TORONTO - The number of COVID-19 cases at a farm in Southwestern Ontario has nearly doubled, local authorities said Tuesday as they worked to contain an outbreak that has hit dozens of migrant workers.

The Haldimand-Norfolk Health Unit said 164 people - most of them migrant workers - have tested positive for COVID-19 at the Scotlynn Group's farm in Norfolk Country, up from 85 cases reported on Sunday.

The agency said seven people have been admitted to hospital but gave no update on their condition.

“As part of the public health management plan, health unit staff are continuing to contact individuals who have been in close contact with a worker for further evaluation,” a statement from the health unit said.

In all, 210 people at the farm have been tested for the virus, with 46 testing negative.

The health unit said it is working with the farm's management to contain the outbreak in the residences of migrant workers.

Approximately 20,000 migrant workers come to Ontario each year to work on farms and in greenhouses. Many of the workers come from Mexico, the Caribbean and Guatemala and when they arrived this year they were required to self-isolate for 14 days

Outbreaks that have affected dozens of migrant workers have been reported in Chatham-Kent, Windsor-Essex, Niagara Region and Elgin County.

Meanwhile, Ontario's New Democrats called on the provincial government Tuesday to help the province's agricultural community deal with the pandemic.
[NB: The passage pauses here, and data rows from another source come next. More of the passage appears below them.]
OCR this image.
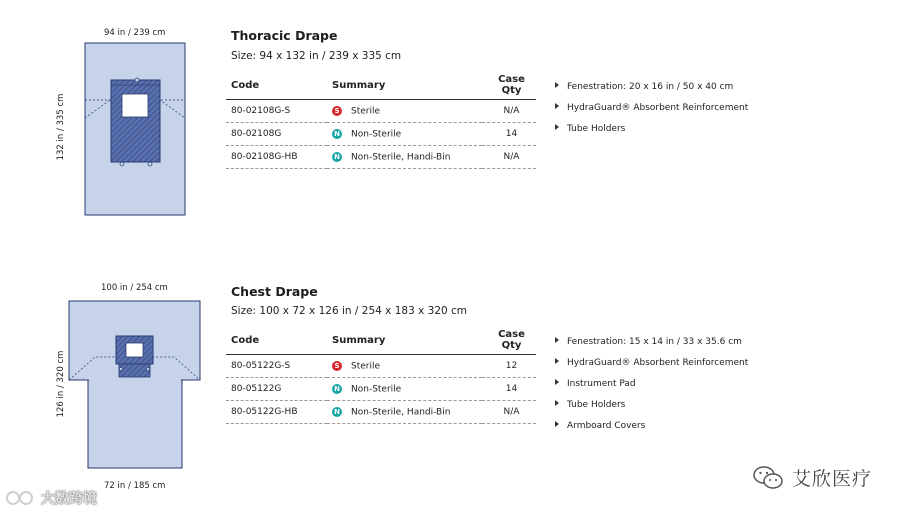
94 in / 239 cm
132 in / 335 cm
Thoracic Drape
Size: 94 x 132 in / 239 x 335 cm
Code	Summary	Case Qty
80-02108G-S	S Sterile	N/A
80-02108G	N Non-Sterile	14
80-02108G-HB	N Non-Sterile, Handi-Bin	N/A
Fenestration: 20 x 16 in / 50 x 40 cm
HydraGuard® Absorbent Reinforcement
Tube Holders
100 in / 254 cm
126 in / 320 cm
72 in / 185 cm
Chest Drape
Size: 100 x 72 x 126 in / 254 x 183 x 320 cm
Code	Summary	Case Qty
80-05122G-S	S Sterile	12
80-05122G	N Non-Sterile	14
80-05122G-HB	N Non-Sterile, Handi-Bin	N/A
Fenestration: 15 x 14 in / 33 x 35.6 cm
HydraGuard® Absorbent Reinforcement
Instrument Pad
Tube Holders
Armboard Covers
大数跨境
艾欣医疗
“Premier Doug Ford needs to immediately deploy resources to hotspots, and in the agricultural sector, that must include mobile testing units, local motel or hotel facilities for isolation, personal protective equipment, and ensured access to clean water and sanitation,” said NDP labour critic Wayne Gates.

Ford said on Monday he wanted to ramp up testing for the workers and that he would have more news on that effort in the coming days.

He also said the province may have to consider making changes to the communal nature of the bunkhouses in the future, but it would be hard to take that action during the pandemic.

“It's something we can put on the table,” he said. “Can we do it in within a month or so? I just don't think that's reality. But what we can do, we can go in and test frequently. I think it's critical that we do.”